Uma clínica veterinária e uma empresa fornecedora de medicamentos veterinários foram condenadas, de forma solidária, pela Justiça após a morte de uma gata filhote em Mossoró, ocorrida em julho de 2023, com suspeita de intoxicação medicamentosa. A decisão é do juiz Edino Jales de Almeida Júnior, da 1ª Vara Cível da Comarca de Mossoró, que fixou indenização por danos morais no valor de R$ 3 mil, além do pagamento de R$ 380,60 por danos materiais à tutora do animal.
De acordo com os autos, a autora adotou a gata, com cerca de dois meses de idade, no dia 21 de julho de 2023. O animal já estava em tratamento para uma infecção respiratória, fazendo uso diário de antibiótico. No dia seguinte, a tutora foi a um centro veterinário para adquirir produtos para o filhote e, no local, recebeu orientação da equipe da loja, na presença de representante da fornecedora de medicamentos, para comprar um vermífugo, sem que o animal fosse previamente examinado por um médico veterinário.
Ainda segundo o processo, a dose de 1 ml do medicamento foi administrada por volta das 14h30 do mesmo dia, conforme orientação recebida. Cerca de quatro horas depois, o filhote apresentou sintomas graves, como espuma na boca e perda de movimentos. A tutora levou o animal à clínica veterinária, onde a profissional de plantão informou tratar-se de um quadro de intoxicação medicamentosa e recomendou a internação. Na manhã do dia 23 de julho, a tutora foi informada da morte da gata, decorrente de parada respiratória seguida de parada cardíaca, tendo sido levantada pela própria clínica a hipótese de superdosagem do medicamento como causa do óbito.
Em sua defesa, a empresa fornecedora do medicamento alegou não haver prova suficiente do nexo causal entre o uso do remédio e a morte do animal. Argumentou que a dose administrada estaria dentro dos limites indicados em bula e destacou a ausência de necropsia, o que, segundo a empresa, impediria a comprovação da causa da morte. A clínica veterinária, por sua vez, sustentou que não houve falha na prestação do serviço, afirmando que a venda do produto ocorreu de forma regular e que o atendimento emergencial prestado ao animal foi adequado, sem omissão ou negligência.
Ao analisar o caso, o magistrado considerou que os depoimentos colhidos em audiência corroboram a versão apresentada pela autora. Segundo o juiz, mesmo sem a comprovação absoluta da causa da morte, o conjunto probatório reforça o nexo entre a conduta das fornecedoras, a administração do medicamento em um filhote debilitado e o resultado danoso, sobretudo diante da aplicação da responsabilidade objetiva nas relações de consumo.

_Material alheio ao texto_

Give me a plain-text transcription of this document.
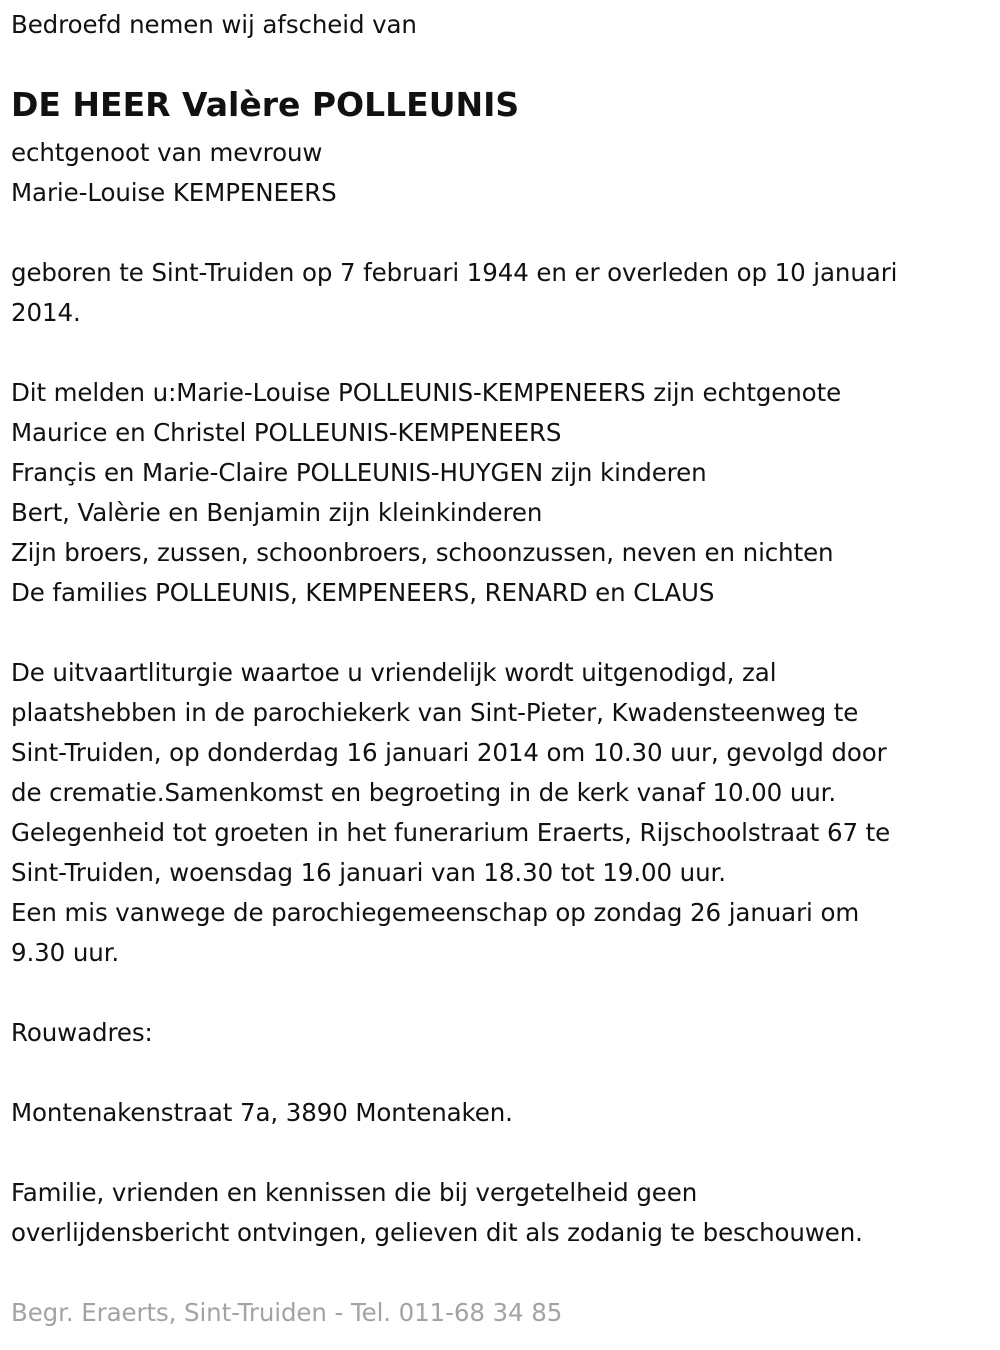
Bedroefd nemen wij afscheid van
DE HEER Valère POLLEUNIS
echtgenoot van mevrouw
Marie-Louise KEMPENEERS
geboren te Sint-Truiden op 7 februari 1944 en er overleden op 10 januari
2014.
Dit melden u:Marie-Louise POLLEUNIS-KEMPENEERS zijn echtgenote
Maurice en Christel POLLEUNIS-KEMPENEERS
Françis en Marie-Claire POLLEUNIS-HUYGEN zijn kinderen
Bert, Valèrie en Benjamin zijn kleinkinderen
Zijn broers, zussen, schoonbroers, schoonzussen, neven en nichten
De families POLLEUNIS, KEMPENEERS, RENARD en CLAUS
De uitvaartliturgie waartoe u vriendelijk wordt uitgenodigd, zal
plaatshebben in de parochiekerk van Sint-Pieter, Kwadensteenweg te
Sint-Truiden, op donderdag 16 januari 2014 om 10.30 uur, gevolgd door
de crematie.Samenkomst en begroeting in de kerk vanaf 10.00 uur.
Gelegenheid tot groeten in het funerarium Eraerts, Rijschoolstraat 67 te
Sint-Truiden, woensdag 16 januari van 18.30 tot 19.00 uur.
Een mis vanwege de parochiegemeenschap op zondag 26 januari om
9.30 uur.
Rouwadres:
Montenakenstraat 7a, 3890 Montenaken.
Familie, vrienden en kennissen die bij vergetelheid geen
overlijdensbericht ontvingen, gelieven dit als zodanig te beschouwen.
Begr. Eraerts, Sint-Truiden - Tel. 011-68 34 85
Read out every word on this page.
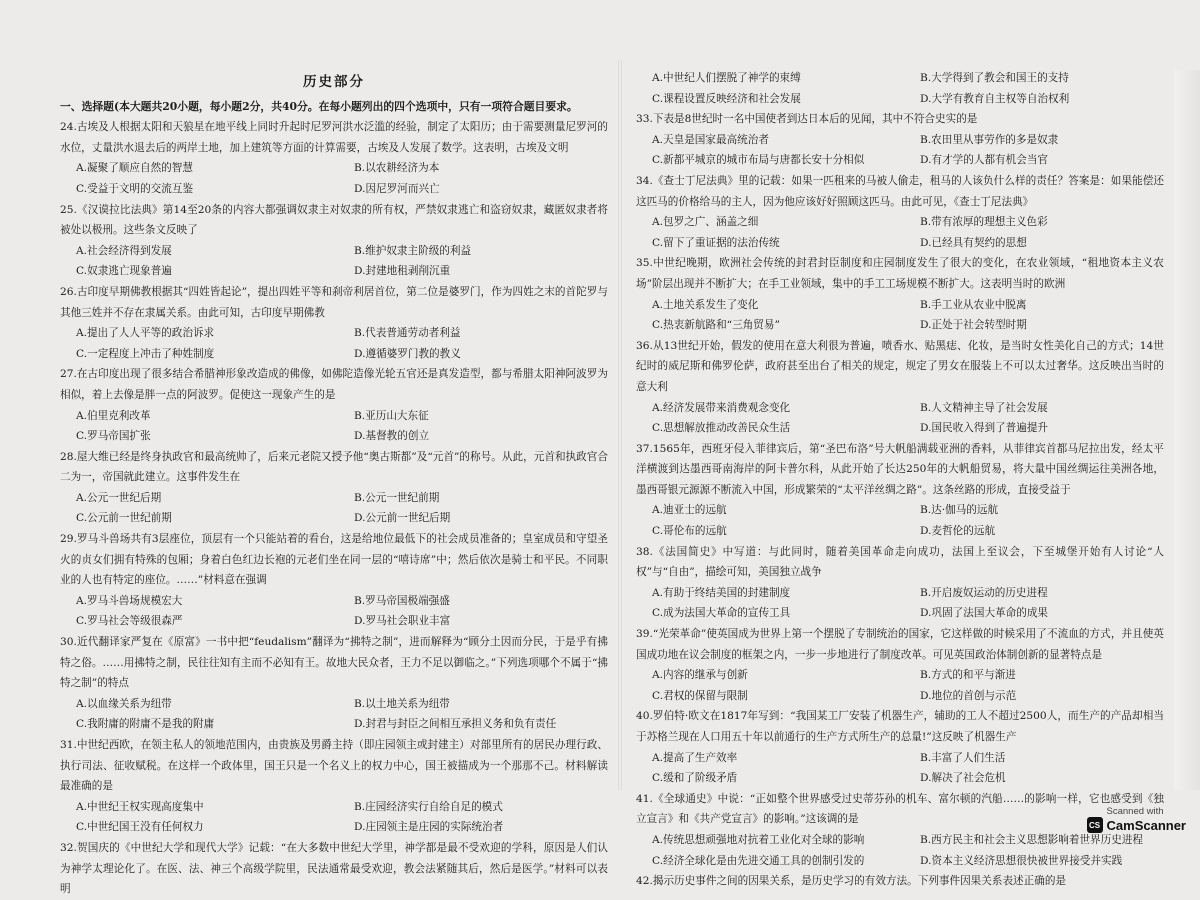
历史部分
一、选择题(本大题共20小题，每小题2分，共40分。在每小题列出的四个选项中，只有一项符合题目要求。
24.古埃及人根据太阳和天狼星在地平线上同时升起时尼罗河洪水泛滥的经验，制定了太阳历；由于需要测量尼罗河的水位，丈量洪水退去后的两岸土地，加上建筑等方面的计算需要，古埃及人发展了数学。这表明，古埃及文明
A.凝聚了顺应自然的智慧	B.以农耕经济为本
C.受益于文明的交流互鉴	D.因尼罗河而兴亡
25.《汉谟拉比法典》第14至20条的内容大都强调奴隶主对奴隶的所有权，严禁奴隶逃亡和盗窃奴隶，藏匿奴隶者将被处以极刑。这些条文反映了
A.社会经济得到发展	B.维护奴隶主阶级的利益
C.奴隶逃亡现象普遍	D.封建地租剥削沉重
26.古印度早期佛教根据其“四姓皆起论”，提出四姓平等和刹帝利居首位，第二位是婆罗门，作为四姓之末的首陀罗与其他三姓并不存在隶属关系。由此可知，古印度早期佛教
A.提出了人人平等的政治诉求	B.代表普通劳动者利益
C.一定程度上冲击了种姓制度	D.遵循婆罗门教的教义
27.在古印度出现了很多结合希腊神形象改造成的佛像，如佛陀造像光轮五官还是真发造型，都与希腊太阳神阿波罗为相似，着上去像是胖一点的阿波罗。促使这一现象产生的是
A.伯里克利改革	B.亚历山大东征
C.罗马帝国扩张	D.基督教的创立
28.屋大维已经是终身执政官和最高统帅了，后来元老院又授予他“奥古斯都”及“元首”的称号。从此，元首和执政官合二为一，帝国就此建立。这事件发生在
A.公元一世纪后期	B.公元一世纪前期
C.公元前一世纪前期	D.公元前一世纪后期
29.罗马斗兽场共有3层座位，顶层有一个只能站着的看台，这是给地位最低下的社会成员准备的；皇室成员和守望圣火的贞女们拥有特殊的包厢；身着白色红边长袍的元老们坐在同一层的“嘻诗席”中；然后依次是骑士和平民。不同职业的人也有特定的座位。……”材料意在强调
A.罗马斗兽场规模宏大	B.罗马帝国极端强盛
C.罗马社会等级很森严	D.罗马社会职业丰富
30.近代翻译家严复在《原富》一书中把“feudalism”翻译为“拂特之制”，进而解释为“顾分土因而分民，于是乎有拂特之俗。……用拂特之制，民往往知有主而不必知有王。故地大民众者，王力不足以御临之。”下列选项哪个不属于“拂特之制”的特点
A.以血缘关系为纽带	B.以土地关系为纽带
C.我附庸的附庸不是我的附庸	D.封君与封臣之间相互承担义务和负有责任
31.中世纪西欧，在领主私人的领地范围内，由贵族及男爵主持（即庄园领主或封建主）对部里所有的居民办理行政、执行司法、征收赋税。在这样一个政体里，国王只是一个名义上的权力中心，国王被描成为一个那那不己。材料解读最准确的是
A.中世纪王权实现高度集中	B.庄园经济实行自给自足的模式
C.中世纪国王没有任何权力	D.庄园领主是庄园的实际统治者
32.贺国庆的《中世纪大学和现代大学》记载：“在大多数中世纪大学里，神学都是最不受欢迎的学科，原因是人们认为神学太理论化了。在医、法、神三个高级学院里，民法通常最受欢迎，教会法紧随其后，然后是医学。”材料可以表明
A.中世纪人们摆脱了神学的束缚	B.大学得到了教会和国王的支持
C.课程设置反映经济和社会发展	D.大学有教育自主权等自治权利
33.下表是8世纪时一名中国使者到达日本后的见闻，其中不符合史实的是
A.天皇是国家最高统治者	B.农田里从事劳作的多是奴隶
C.新都平城京的城市布局与唐都长安十分相似	D.有才学的人都有机会当官
34.《查士丁尼法典》里的记载：如果一匹租来的马被人偷走，租马的人该负什么样的责任？答案是：如果能偿还这匹马的价格给马的主人，因为他应该好好照顾这匹马。由此可见，《查士丁尼法典》
A.包罗之广、涵盖之细	B.带有浓厚的理想主义色彩
C.留下了重证据的法治传统	D.已经具有契约的思想
35.中世纪晚期，欧洲社会传统的封君封臣制度和庄园制度发生了很大的变化，在农业领域，“租地资本主义农场”阶层出现并不断扩大；在手工业领域，集中的手工工场规模不断扩大。这表明当时的欧洲
A.土地关系发生了变化	B.手工业从农业中脱离
C.热衷新航路和“三角贸易”	D.正处于社会转型时期
36.从13世纪开始，假发的使用在意大利很为普遍，喷香水、贴黑痣、化妆，是当时女性美化自己的方式；14世纪时的威尼斯和佛罗伦萨，政府甚至出台了相关的规定，规定了男女在服装上不可以太过奢华。这反映出当时的意大利
A.经济发展带来消费观念变化	B.人文精神主导了社会发展
C.思想解放推动改善民众生活	D.国民收入得到了普遍提升
37.1565年，西班牙侵入菲律宾后，第“圣巴布洛”号大帆船满载亚洲的香料，从菲律宾首都马尼拉出发，经太平洋横渡到达墨西哥南海岸的阿卡普尔科，从此开始了长达250年的大帆船贸易，将大量中国丝绸运往美洲各地，墨西哥银元源源不断流入中国，形成繁荣的“太平洋丝绸之路”。这条丝路的形成，直接受益于
A.迪亚士的远航	B.达·伽马的远航
C.哥伦布的远航	D.麦哲伦的远航
38.《法国简史》中写道：与此同时，随着美国革命走向成功，法国上至议会，下至城堡开始有人讨论“人权”与“自由”，描绘可知，美国独立战争
A.有助于终结美国的封建制度	B.开启废奴运动的历史进程
C.成为法国大革命的宣传工具	D.巩固了法国大革命的成果
39.“光荣革命”使英国成为世界上第一个摆脱了专制统治的国家，它这样做的时候采用了不流血的方式，并且使英国成功地在议会制度的框架之内，一步一步地进行了制度改革。可见英国政治体制创新的显著特点是
A.内容的继承与创新	B.方式的和平与渐进
C.君权的保留与限制	D.地位的首创与示范
40.罗伯特·欧文在1817年写到：“我国某工厂安装了机器生产，辅助的工人不超过2500人，而生产的产品却相当于苏格兰现在人口用五十年以前通行的生产方式所生产的总量!”这反映了机器生产
A.提高了生产效率	B.丰富了人们生活
C.缓和了阶级矛盾	D.解决了社会危机
41.《全球通史》中说：“正如整个世界感受过史蒂芬孙的机车、富尔顿的汽船……的影响一样，它也感受到《独立宣言》和《共产党宣言》的影响。”这该调的是
A.传统思想顽强地对抗着工业化对全球的影响	B.西方民主和社会主义思想影响着世界历史进程
C.经济全球化是由先进交通工具的创制引发的	D.资本主义经济思想很快被世界接受并实践
42.揭示历史事件之间的因果关系，是历史学习的有效方法。下列事件因果关系表述正确的是
Scanned with
CS CamScanner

Na sentença, o juiz destacou que a clínica não conseguiu demonstrar que adotou uma conduta técnica segura ao orientar a compra e o uso do medicamento. Conforme a decisão, a venda de um fármaco potencialmente tóxico a um filhote debilitado, com orientação de dosagem e sem exame prévio, configura falha relevante na prestação do serviço, nos termos do Código de Defesa do Consumidor.
O magistrado também ressaltou que, embora o medicamento não apresente, em tese, vício de qualidade, no caso concreto — envolvendo um animal jovem, doente e em uso de antibiótico — o dever de informação e advertência sobre riscos e contraindicações é intensificado. Eventuais falhas na forma como essas informações são repassadas ao consumidor caracterizam defeito por informação, o que enseja a responsabilidade solidária de todos os integrantes da cadeia de fornecimento.
Diante disso, a Justiça reconheceu a falha no dever de informação e na prestação do serviço de saúde animal, bem como a existência de dano e nexo causal, determinando o pagamento das indenizações com base no Código Civil e no Código de Defesa do Consumidor.